As it happens, Mbadinuju is not good at living large without his pension. The man has lost his composure since his state government put him on notice not to expect his own pension cheques anytime soon. Talk about poetic justice! The former governor, whose failure to pay months of salaries and many more months of pensions, sent many to their premature deaths, has been heard crying that Governor Obi is persecuting him because, unlike the incumbent governor, he is not a Catholic!

And there’s more absurdity. In the dubious name of rule of law, Umar Yar’adua’s government pursues its ill-disguised campaign to protect former Governor James Ibori from the wrath of British law over money laundering charges. Michael Aondoakaa, Yar’adua’s attorney general, has proposed the strange doctrine that Nigeria’s international image would be tainted should Ibori be put on trial in England. Aondoakaa has never, to my knowledge, complained that his nation’s image is smeared when top government officials export public funds abroad to finance their vanity and obsessions. But the learned attorney general pronounces anathema on the British for seeking to put a former Nigerian governor in the dock!

One wonders if, in the spirit of his jealousness for Nigeria’s image, Aondoakaa would now intervene in every court in the world where a Nigerian is being prosecuted? Why not go ahead and develop a firm policy that no foreign court on the globe may ever try a Nigerian on any charges?

Meanwhile, Ibori’s cousin and successor, Emmanuel Uduaghan—a doctor to boot—is also making his nepotistic efforts to spirit the ex-governor from the hands of English justice. Uduaghan has seen fit to argue that permitting the Economic and Financial Crimes Commission to snoop into Ibori’s management (or, more aptly, mismanagement) of Delta State funds would amount to handing prized state secrets to adversarial foreign interests. The EFCC, Uduaghan suggests, is fully in the service of foreign powers. Of course, when Ibori allegedly siphoned state funds to Europe and North America, he was serving the established local interests of all Delta indigenes.

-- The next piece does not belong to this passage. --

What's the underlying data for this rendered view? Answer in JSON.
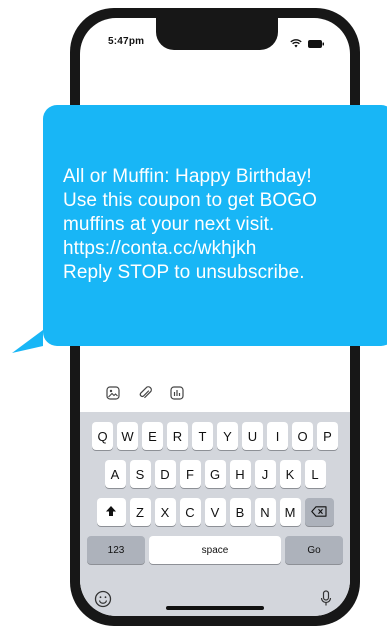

What’s the final absurdity of the week? My vote goes to Umar Yar’adua, who has a standing pledge to finally right the nation’s power outage problems. Last week, Yar’adua’s spokesman blamed a faceless cabal for the intractability of the country’s power woes. Those naïve enough to expect an end anytime soon to the perennial crisis of inadequate power supply ought to take notice. From experience, whenever a Nigerian government fingers a cabal as the source of a problem, it’s a sure signal that there’s no solution in sight.